Let’s take a look at one of my favourites. A car that I would have like a shot, given a lottery win and a 5 car garage. A Jaguar XFR. New, it’s an eye watering $189,000, thanks to our government’s luxury car tax, apparently. The price in the UK is £65,350, which at the current exchange rate equates to $83,000.
I realize that this tax is apparently there to save the local car industry, but this is a joke. This is a premium of over 100% and who receives that? Does it all go to the government or have the car companies just screwed us for all we are worth? The car companies claim that they price their cars a year in advance so as not to be dictated to by fluctuating exchange rates.
Fine, so how come the Aussie dollar has remained strong for 4 years now with no hint of a change anytime soon and car prices have not decreased one iota?
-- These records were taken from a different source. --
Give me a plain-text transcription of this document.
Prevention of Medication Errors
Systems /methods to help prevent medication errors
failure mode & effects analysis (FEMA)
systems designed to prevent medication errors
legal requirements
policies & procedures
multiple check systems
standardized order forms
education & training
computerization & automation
In Drive’s April 2011 article (http://news.drive.com.au/drive/motor-feature/a-quick-buck-the-high-price-of-luxury-downunder-20110415-1dgy7.html) most people believed it was the fault of the government according to their poll, rather than the car companies. But that doesn’t stack up 3 years later.
BMW said at the time, ”We do hedge to protect against currency movements going both ways. We don’t put prices up when the currency is weak and neither do we respond immediately by putting prices down when the currency is strong. We have to hedge against these kinds of fluctuations for the customers’ benefit [so new owners don’t see their car discounted just months later]. As a manufacturer, we’re not actually in a position to capitalise on a strong Aussie dollar – at least not in the short term.”
So when is it no longer the short term? Can we expect then to see a price cut in the next year, two? I totally understand that if you had bought new you would not want to see the price depreciate by half, the very next day. But come on, are we really that stupid that we will just put up with the status quo and pay twice as much as the UK and even more compared to the US? Do new car buyers really have more money than sense? I tend to that think that the wealthy have money because they are astute and so paying through the nose for a car does not add up.
Eventually there must a ground swell of support for a price decrease. There is with everything else. People are buying off the net for goods they can get from their local Harvey Norman because they can benefit from the strong dollar. And rightly so. Surely we have to start thinking this way when, for most people, the second most expensive product they will purchase is their car.
Until then, buying second hand in this climate has to be the sensible option.